ルーマニア人副審、ハーランドにサインをもらった“真の理由”に母国紙が注目

ドルトムントのノルウェー代表FWアーリング・ブラウト・ハーランド【写真:Getty Images】
ドルトムントのノルウェー代表FWアーリング・ブラウト・ハーランド【写真:Getty Images】

個人的な目的のためではなく、チャリティーのためだったことが判明

 UEFAチャンピオンズリーグ(CL)の準々決勝第1戦が、現地時間6日と7日に行われた。マンチェスター・シティが2-1でドルトムントに勝利した試合直後、副審を担当したルーマニア人のオクタビアン・ソブレ氏が、ドルトムントのノルウェー代表FWアーリング・ブラウト・ハーランドに通路でイエローカードにサインをもらう姿がテレビに映されて話題となった。批判もあるなかで、副審がサインを求めた理由をルーマニア紙「スポーツ・ガゼッテ」が報じている。

 シティとの試合で得点を挙げられなかったハーランドだが、ドイツ代表FWマルコ・ロイスのゴールをアシストし、第2戦に向けて望みをつなげた。そんなハーランドがロッカールームに戻る際、走り寄って声をかけたのがソブレ氏だった。フラッグを持ったままのソブレ氏は、ポケットから2枚のイエローカードとペンを取り出し、サインを要求。ハーランドが応じる姿が、映し出された。

 試合直後の会見では、シティのジョゼップ・グアルディオラ監督が、この件について質問を受けた。スペイン人監督は「話は聞いたよ。
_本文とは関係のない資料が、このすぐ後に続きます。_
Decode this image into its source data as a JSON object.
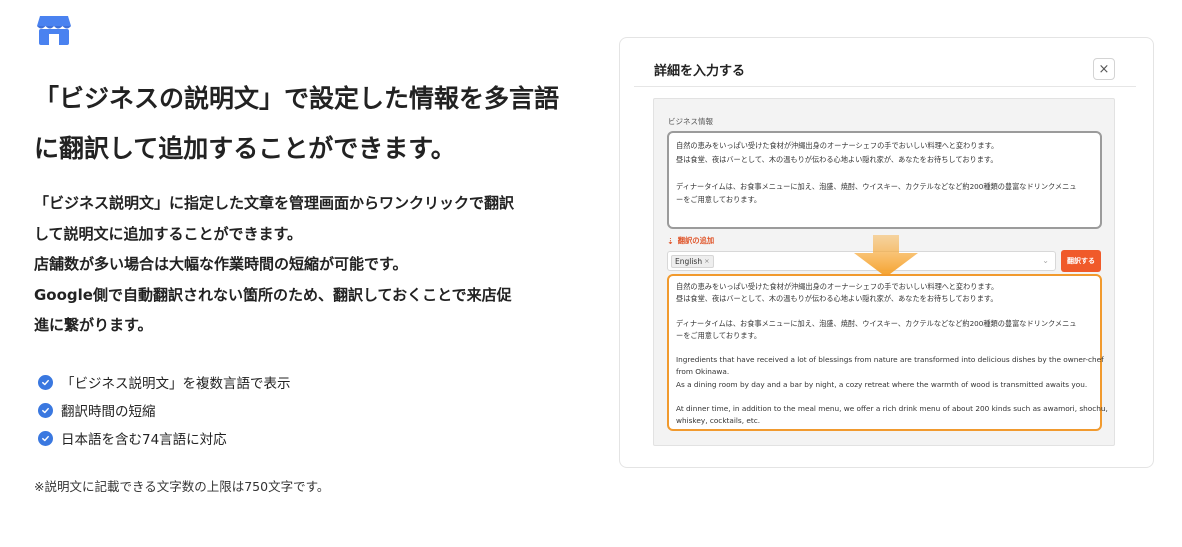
{
  "brand": {
    "logo_icon": "store-icon",
    "color": "#4a82f0"
  },
  "left": {
    "headline_lines": [
      "「ビジネスの説明文」で設定した情報を多言語",
      "に翻訳して追加することができます。"
    ],
    "description_lines": [
      "「ビジネス説明文」に指定した文章を管理画面からワンクリックで翻訳",
      "して説明文に追加することができます。",
      "店舗数が多い場合は大幅な作業時間の短縮が可能です。",
      "Google側で自動翻訳されない箇所のため、翻訳しておくことで来店促",
      "進に繋がります。"
    ],
    "features": [
      "「ビジネス説明文」を複数言語で表示",
      "翻訳時間の短縮",
      "日本語を含む74言語に対応"
    ],
    "footnote": "※説明文に記載できる文字数の上限は750文字です。"
  },
  "dialog": {
    "title": "詳細を入力する",
    "close_label": "×",
    "business_info_label": "ビジネス情報",
    "source_text": {
      "line1": "自然の恵みをいっぱい受けた食材が沖縄出身のオーナーシェフの手でおいしい料理へと変わります。",
      "line2": "昼は食堂、夜はバーとして、木の温もりが伝わる心地よい隠れ家が、あなたをお待ちしております。",
      "line3": "ディナータイムは、お食事メニューに加え、泡盛、焼酎、ウイスキー、カクテルなどなど約200種類の豊富なドリンクメニュ",
      "line4": "ーをご用意しております。"
    },
    "add_translation_label": "翻訳の追加",
    "selected_language": "English",
    "tag_remove": "×",
    "translate_button": "翻訳する",
    "output_text": {
      "ja1": "自然の恵みをいっぱい受けた食材が沖縄出身のオーナーシェフの手でおいしい料理へと変わります。",
      "ja2": "昼は食堂、夜はバーとして、木の温もりが伝わる心地よい隠れ家が、あなたをお待ちしております。",
      "ja3": "ディナータイムは、お食事メニューに加え、泡盛、焼酎、ウイスキー、カクテルなどなど約200種類の豊富なドリンクメニュ",
      "ja4": "ーをご用意しております。",
      "en1": "Ingredients that have received a lot of blessings from nature are transformed into delicious dishes by the owner-chef",
      "en2": "from Okinawa.",
      "en3": "As a dining room by day and a bar by night, a cozy retreat where the warmth of wood is transmitted awaits you.",
      "en4": "At dinner time, in addition to the meal menu, we offer a rich drink menu of about 200 kinds such as awamori, shochu,",
      "en5": "whiskey, cocktails, etc."
    },
    "colors": {
      "accent_orange": "#f05a2a",
      "output_border": "#f19a2e",
      "check_blue": "#3a78e0"
    }
  }
}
私は現場を見ていないが、彼はファンだったのかもね」と話したうえで、「ダメなのかい? 審判団は素晴らしい仕事をしてくれた。試合にはなんの問題もなかった。彼らは完璧な仕事をした。息子や娘のためだったのかもね」と流していた。

 しかし、この光景を問題視する声は、あとを絶たなかった。「スポーツ・ガゼッテ」によると、ソブレ氏は5年以上も前からルーマニア国内で自閉症に苦しむ若年者を支援する慈善団体の活動を行っており、これまでもスター選手たちからサインを収集して、チャリティーオークションに出品していたようだ。記事では、「ソブレ氏は、これまでも海外から持ち帰った“土産”を寄贈してきた。選手のユニフォーム、写真、サイン付きのイエローカードやペナントなどを出品していた」と伝えている。

 今回、ソブレ氏はハーランドとグアルディオラ監督のサインをもらう予定だったが、試合後にスペイン人監督を捕まえることはできなかったのだという。ハーランドのサインが入った2枚のカードは、ルーマニアの自閉症センターに送られ、オークションされて売り上げは寄付されるようだ。

 ソブレ氏の活動自体は素晴らしいことかもしれないが、事情を知らずに映像を見れば疑念を抱かれても仕方がないだろう。